As a final step, you’ll build a simple program that runs inference on all three submodules directly on a macOS device.
The program takes a text prompt as input and generates an audio file as output.
cd $WORKSPACE/ML-examples/kleidiai-examples/audiogen/app
mkdir build && cd build
Ensure the NDK path is set correctly and build with cmake
:
cmake -DCMAKE_POLICY_VERSION_MINIMUM=3.5 \
-DTF_INCLUDE_PATH=$TF_SRC_PATH \
-DTF_LIB_PATH=$TF_SRC_PATH/bazel-bin/tensorflow/lite \
-DFLATBUFFER_INCLUDE_PATH=$TF_SRC_PATH/flatc-native-build/flatbuffers/include \
..
make -j
After the example application builds successfully, a binary file named audiogen
is created.
A SentencePiece model is a type of subword tokenizer which is used by the audiogen application, you’ll need to download the spiece.model file from:
cd $LITERT_MODELS_PATH
wget https://huggingface.co/google-t5/t5-base/resolve/main/spiece.model
Verify this model was downloaded to your WORKSPACE
.
ls $LITERT_MODELS_PATH/spiece.model
Copy the shared LiteRT dynamic library to the $LITERT_MODELS_PATH.
cp $TF_SRC_PATH/bazel-bin/tensorflow/lite/libtensorflowlite.so $LITERT_MODELS_PATH/
From there, you can then run the audiogen application, which requires just three input arguments:
Play around with the advice from Download and test the model section.
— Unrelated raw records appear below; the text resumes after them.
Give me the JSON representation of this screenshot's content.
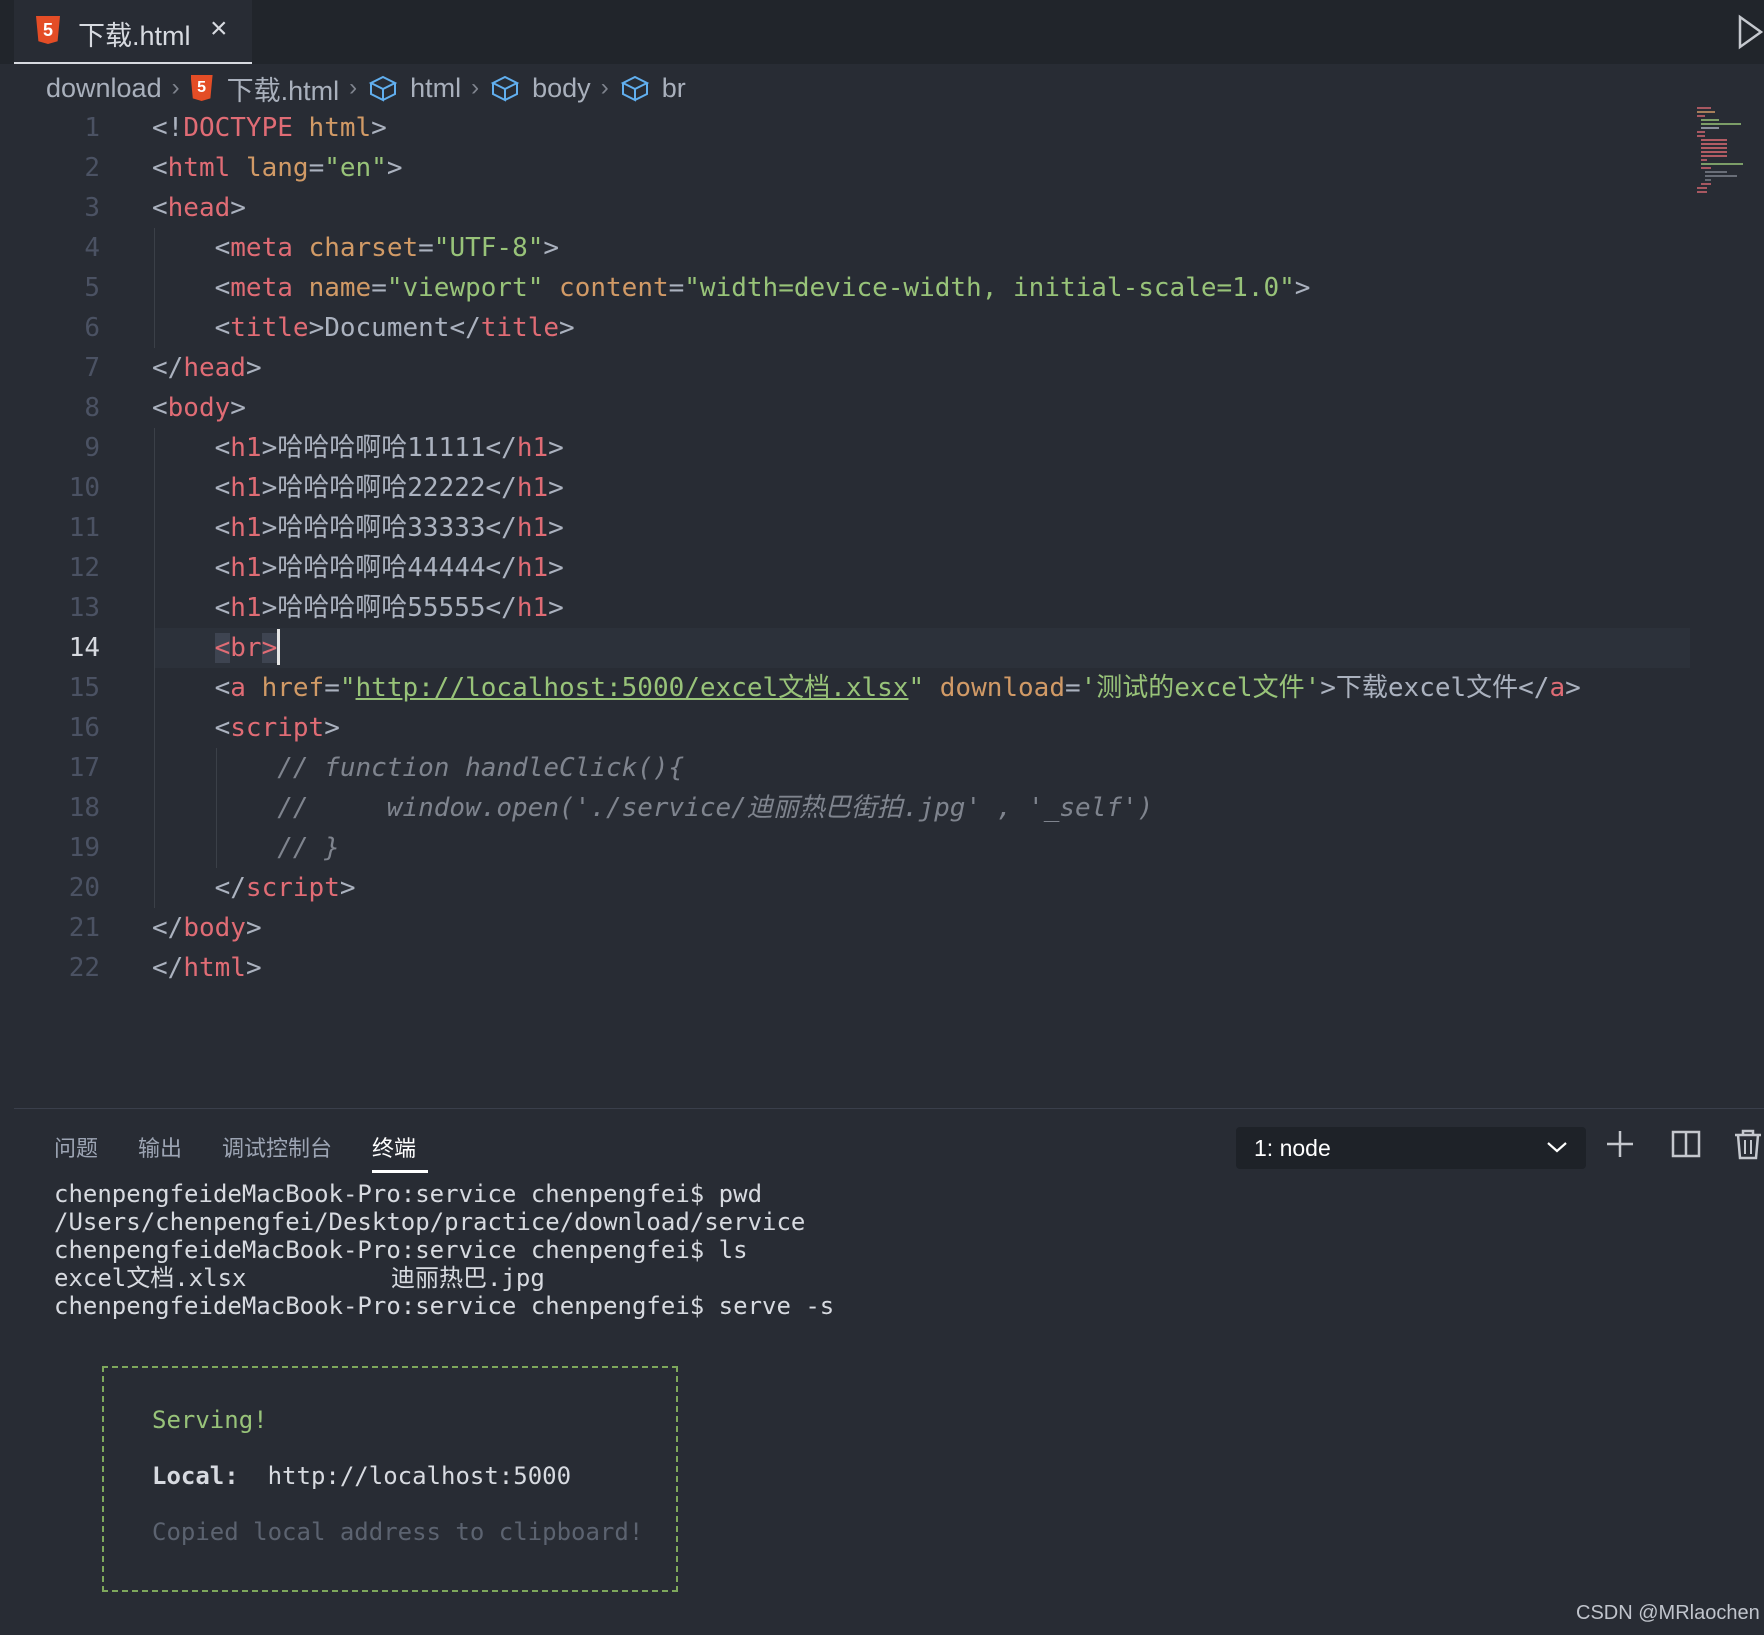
{
  "tab": {
    "icon": "html5-icon",
    "badge": "5",
    "title": "下载.html",
    "close": "×"
  },
  "breadcrumb": [
    "download",
    "下载.html",
    "html",
    "body",
    "br"
  ],
  "editor": {
    "active_line": 14,
    "lines": [
      {
        "n": "1",
        "parts": [
          [
            "p",
            "<!"
          ],
          [
            "t",
            "DOCTYPE"
          ],
          [
            "p",
            " "
          ],
          [
            "a",
            "html"
          ],
          [
            "p",
            ">"
          ]
        ]
      },
      {
        "n": "2",
        "parts": [
          [
            "p",
            "<"
          ],
          [
            "t",
            "html"
          ],
          [
            "p",
            " "
          ],
          [
            "a",
            "lang"
          ],
          [
            "p",
            "="
          ],
          [
            "s",
            "\"en\""
          ],
          [
            "p",
            ">"
          ]
        ]
      },
      {
        "n": "3",
        "parts": [
          [
            "p",
            "<"
          ],
          [
            "t",
            "head"
          ],
          [
            "p",
            ">"
          ]
        ]
      },
      {
        "n": "4",
        "parts": [
          [
            "p",
            "    <"
          ],
          [
            "t",
            "meta"
          ],
          [
            "p",
            " "
          ],
          [
            "a",
            "charset"
          ],
          [
            "p",
            "="
          ],
          [
            "s",
            "\"UTF-8\""
          ],
          [
            "p",
            ">"
          ]
        ]
      },
      {
        "n": "5",
        "parts": [
          [
            "p",
            "    <"
          ],
          [
            "t",
            "meta"
          ],
          [
            "p",
            " "
          ],
          [
            "a",
            "name"
          ],
          [
            "p",
            "="
          ],
          [
            "s",
            "\"viewport\""
          ],
          [
            "p",
            " "
          ],
          [
            "a",
            "content"
          ],
          [
            "p",
            "="
          ],
          [
            "s",
            "\"width=device-width, initial-scale=1.0\""
          ],
          [
            "p",
            ">"
          ]
        ]
      },
      {
        "n": "6",
        "parts": [
          [
            "p",
            "    <"
          ],
          [
            "t",
            "title"
          ],
          [
            "p",
            ">Document</"
          ],
          [
            "t",
            "title"
          ],
          [
            "p",
            ">"
          ]
        ]
      },
      {
        "n": "7",
        "parts": [
          [
            "p",
            "</"
          ],
          [
            "t",
            "head"
          ],
          [
            "p",
            ">"
          ]
        ]
      },
      {
        "n": "8",
        "parts": [
          [
            "p",
            "<"
          ],
          [
            "t",
            "body"
          ],
          [
            "p",
            ">"
          ]
        ]
      },
      {
        "n": "9",
        "parts": [
          [
            "p",
            "    <"
          ],
          [
            "t",
            "h1"
          ],
          [
            "p",
            ">哈哈哈啊哈11111</"
          ],
          [
            "t",
            "h1"
          ],
          [
            "p",
            ">"
          ]
        ]
      },
      {
        "n": "10",
        "parts": [
          [
            "p",
            "    <"
          ],
          [
            "t",
            "h1"
          ],
          [
            "p",
            ">哈哈哈啊哈22222</"
          ],
          [
            "t",
            "h1"
          ],
          [
            "p",
            ">"
          ]
        ]
      },
      {
        "n": "11",
        "parts": [
          [
            "p",
            "    <"
          ],
          [
            "t",
            "h1"
          ],
          [
            "p",
            ">哈哈哈啊哈33333</"
          ],
          [
            "t",
            "h1"
          ],
          [
            "p",
            ">"
          ]
        ]
      },
      {
        "n": "12",
        "parts": [
          [
            "p",
            "    <"
          ],
          [
            "t",
            "h1"
          ],
          [
            "p",
            ">哈哈哈啊哈44444</"
          ],
          [
            "t",
            "h1"
          ],
          [
            "p",
            ">"
          ]
        ]
      },
      {
        "n": "13",
        "parts": [
          [
            "p",
            "    <"
          ],
          [
            "t",
            "h1"
          ],
          [
            "p",
            ">哈哈哈啊哈55555</"
          ],
          [
            "t",
            "h1"
          ],
          [
            "p",
            ">"
          ]
        ]
      },
      {
        "n": "14",
        "parts": [
          [
            "p",
            "    "
          ],
          [
            "bm",
            "<"
          ],
          [
            "t",
            "br"
          ],
          [
            "bm",
            ">"
          ],
          [
            "cur",
            ""
          ]
        ]
      },
      {
        "n": "15",
        "parts": [
          [
            "p",
            "    <"
          ],
          [
            "t",
            "a"
          ],
          [
            "p",
            " "
          ],
          [
            "a",
            "href"
          ],
          [
            "p",
            "="
          ],
          [
            "s",
            "\""
          ],
          [
            "su",
            "http://localhost:5000/excel文档.xlsx"
          ],
          [
            "s",
            "\""
          ],
          [
            "p",
            " "
          ],
          [
            "a",
            "download"
          ],
          [
            "p",
            "="
          ],
          [
            "s",
            "'测试的excel文件'"
          ],
          [
            "p",
            ">下载excel文件</"
          ],
          [
            "t",
            "a"
          ],
          [
            "p",
            ">"
          ]
        ]
      },
      {
        "n": "16",
        "parts": [
          [
            "p",
            "    <"
          ],
          [
            "t",
            "script"
          ],
          [
            "p",
            ">"
          ]
        ]
      },
      {
        "n": "17",
        "parts": [
          [
            "c",
            "        // function handleClick(){"
          ]
        ]
      },
      {
        "n": "18",
        "parts": [
          [
            "c",
            "        //     window.open('./service/迪丽热巴街拍.jpg' , '_self')"
          ]
        ]
      },
      {
        "n": "19",
        "parts": [
          [
            "c",
            "        // }"
          ]
        ]
      },
      {
        "n": "20",
        "parts": [
          [
            "p",
            "    </"
          ],
          [
            "t",
            "script"
          ],
          [
            "p",
            ">"
          ]
        ]
      },
      {
        "n": "21",
        "parts": [
          [
            "p",
            "</"
          ],
          [
            "t",
            "body"
          ],
          [
            "p",
            ">"
          ]
        ]
      },
      {
        "n": "22",
        "parts": [
          [
            "p",
            "</"
          ],
          [
            "t",
            "html"
          ],
          [
            "p",
            ">"
          ]
        ]
      }
    ]
  },
  "panel": {
    "tabs": [
      "问题",
      "输出",
      "调试控制台",
      "终端"
    ],
    "selected_tab": "终端",
    "terminal_select": "1: node",
    "icons": [
      "plus-icon",
      "split-terminal-icon",
      "trash-icon"
    ]
  },
  "terminal": {
    "lines": [
      "chenpengfeideMacBook-Pro:service chenpengfei$ pwd",
      "/Users/chenpengfei/Desktop/practice/download/service",
      "chenpengfeideMacBook-Pro:service chenpengfei$ ls",
      "excel文档.xlsx          迪丽热巴.jpg",
      "chenpengfeideMacBook-Pro:service chenpengfei$ serve -s"
    ],
    "serving": "Serving!",
    "local_label": "Local:",
    "local_url": "http://localhost:5000",
    "copied": "Copied local address to clipboard!"
  },
  "colors": {
    "background": "#282c34",
    "tag": "#e06c75",
    "attribute": "#d19a66",
    "string": "#98c379",
    "comment": "#7f848e",
    "serving": "#98c379",
    "box_border": "#7ea85c"
  },
  "watermark": "CSDN @MRlaochen"
}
cd $WORKSPACE/ML-examples/kleidiai-examples/audiogen/app/
./build/audiogen $LITERT_MODELS_PATH "warm arpeggios on house beats 120BPM with drums effect" 4
You can now check the generated output.wav
and listen to the result.
You should now have gained hands-on experience running the Stable Audio Open Small model with LiteRT on Arm-based devices. This includes setting up the environment, optimizing the model for on-device inference, and understanding how efficient runtimes like LiteRT make low-latency generative AI possible at the edge. You’re now better equipped to explore and deploy AI-powered audio applications on mobile and embedded platforms.